MLK Legacy

„Ich habe den Traum, dass meine vier kleinen Kinder eines Tages in einer Nation leben werden, in der sie nicht nach der Farbe ihrer Haut, sondern nach dem Inhalt ihres Charakters beurteilt werden.“

Dr. Martin Luther King Jr.

März auf Washington Speech, August 1963

Martin Luther King Jr. (1929-1968), amerikanischer Geistlicher und Nobelpreisträger, einer der wichtigsten Führer der amerikanischen Bürgerrechtsbewegung und prominenter Verfechter gewaltfreien Protests, wurde am 15. Januar 1929 als zweites von drei Kindern geboren . Sein Vater war Baptistenprediger und diente als Pastor einer großen Kirche in Atlanta, Ebenezer Baptist, die von Martin Luther King Jr., dem Großvater mütterlicherseits, gegründet worden war. Martin wurde im Alter von 18 Jahren zum Baptisten geweiht.

Er besuchte öffentliche Grund- und Oberschulen sowie die private Laboratory High School der Atlanta University. King trat im September 1944 im Alter von 15 Jahren als Sonderschüler in das Morehouse College ein. 1948 erhielt er einen Bachelor-Abschluss in Soziologie. Im Herbst dieses Jahres schrieb sich King am Crozier Theological Seminary in Chester, Pennsylvania, ein und erhielt drei Jahre später seinen Bachelor of Divinity. Kings Redefähigkeiten, die mit zunehmendem Ansehen in der Bürgerrechtsbewegung bekannt wurden, entwickelten sich während seiner Studienzeit nur langsam. Während seines Studiums in Morehouse gewann er einen zweiten Platz in einem Redewettbewerb, erhielt jedoch in seinem ersten Jahr bei Crozer Cs in zwei öffentlichen Kursen. Am Ende seines dritten Jahres bei Crozer lobten die Professoren King jedoch für den starken Eindruck, den er in öffentlichen Reden und Diskussionen machte. King wurde 1955 von der Boston University promoviert. Während seiner Ausbildung war King Einflüssen ausgesetzt, die die christliche Theologie mit den Kämpfen unterdrückter Völker in Verbindung brachten.
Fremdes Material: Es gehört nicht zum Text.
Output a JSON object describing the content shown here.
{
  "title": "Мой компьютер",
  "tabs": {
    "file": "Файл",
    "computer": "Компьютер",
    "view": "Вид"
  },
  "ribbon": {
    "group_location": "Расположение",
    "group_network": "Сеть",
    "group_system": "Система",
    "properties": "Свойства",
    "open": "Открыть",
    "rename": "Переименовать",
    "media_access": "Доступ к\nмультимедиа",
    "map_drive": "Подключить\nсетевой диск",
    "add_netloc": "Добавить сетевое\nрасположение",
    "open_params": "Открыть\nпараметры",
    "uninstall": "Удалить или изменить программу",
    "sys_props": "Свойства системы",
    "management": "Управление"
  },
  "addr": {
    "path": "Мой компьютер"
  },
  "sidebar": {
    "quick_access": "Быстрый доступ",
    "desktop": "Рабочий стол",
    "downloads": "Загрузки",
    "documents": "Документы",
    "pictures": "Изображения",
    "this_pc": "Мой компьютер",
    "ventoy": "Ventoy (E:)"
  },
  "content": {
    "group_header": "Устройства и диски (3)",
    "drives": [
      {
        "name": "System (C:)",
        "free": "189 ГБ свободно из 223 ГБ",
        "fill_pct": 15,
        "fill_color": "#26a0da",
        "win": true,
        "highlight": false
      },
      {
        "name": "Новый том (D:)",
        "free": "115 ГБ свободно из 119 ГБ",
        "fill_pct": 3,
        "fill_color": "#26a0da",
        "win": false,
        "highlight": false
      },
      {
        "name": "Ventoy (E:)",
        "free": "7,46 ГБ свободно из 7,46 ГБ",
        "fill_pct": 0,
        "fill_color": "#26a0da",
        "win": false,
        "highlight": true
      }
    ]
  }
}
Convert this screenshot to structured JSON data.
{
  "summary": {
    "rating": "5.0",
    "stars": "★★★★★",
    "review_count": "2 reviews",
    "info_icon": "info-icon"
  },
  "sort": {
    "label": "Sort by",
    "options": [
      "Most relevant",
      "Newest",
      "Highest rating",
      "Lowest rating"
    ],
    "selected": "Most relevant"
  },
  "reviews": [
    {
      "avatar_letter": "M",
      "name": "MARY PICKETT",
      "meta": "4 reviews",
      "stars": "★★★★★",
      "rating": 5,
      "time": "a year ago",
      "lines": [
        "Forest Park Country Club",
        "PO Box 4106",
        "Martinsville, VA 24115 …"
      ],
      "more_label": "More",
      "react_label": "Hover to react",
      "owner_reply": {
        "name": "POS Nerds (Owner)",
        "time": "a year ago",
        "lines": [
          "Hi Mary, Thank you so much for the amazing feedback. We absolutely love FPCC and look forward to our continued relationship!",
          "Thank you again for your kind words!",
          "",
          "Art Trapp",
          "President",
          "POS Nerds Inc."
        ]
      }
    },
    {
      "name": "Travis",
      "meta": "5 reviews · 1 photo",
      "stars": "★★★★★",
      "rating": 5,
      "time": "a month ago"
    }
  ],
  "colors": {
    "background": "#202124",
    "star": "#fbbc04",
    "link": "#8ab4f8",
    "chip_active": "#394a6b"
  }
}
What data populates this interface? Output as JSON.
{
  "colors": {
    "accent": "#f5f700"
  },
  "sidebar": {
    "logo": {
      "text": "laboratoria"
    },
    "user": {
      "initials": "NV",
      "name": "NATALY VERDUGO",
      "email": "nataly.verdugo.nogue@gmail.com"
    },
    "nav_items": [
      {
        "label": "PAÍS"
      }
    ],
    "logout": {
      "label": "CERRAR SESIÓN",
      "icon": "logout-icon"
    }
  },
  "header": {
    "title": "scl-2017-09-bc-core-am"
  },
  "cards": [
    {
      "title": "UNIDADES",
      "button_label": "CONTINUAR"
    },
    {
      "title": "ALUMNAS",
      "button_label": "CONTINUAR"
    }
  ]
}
In Morehouse, Crozer und an der Boston University studierte er die Lehren über gewaltfreien Protest des indischen Führers Mohandas Gandhi. King las und hörte auch die Predigten der weißen protestantischen Minister, die gegen den amerikanischen Rassismus predigten. Benjamin E. Mays, Präsident von Morehouse und Führer der nationalen Gemeinschaft rassistisch liberaler Geistlicher, war besonders wichtig für die Gestaltung der theologischen Entwicklung von King.

In Boston lernte King Coretta Scott kennen, eine Musikstudentin aus Alabama. Sie waren am 18. Juni 1953 verheiratet und würden vier Kinder haben. 1954 nahm King sein erstes Pastorat in der Dexter Avenue Baptist Church in Montgomery, Alabama, an, einer Kirche mit einer gut ausgebildeten Gemeinde, die kürzlich von einem Minister geführt worden war, der gegen die Segregation protestiert hatte.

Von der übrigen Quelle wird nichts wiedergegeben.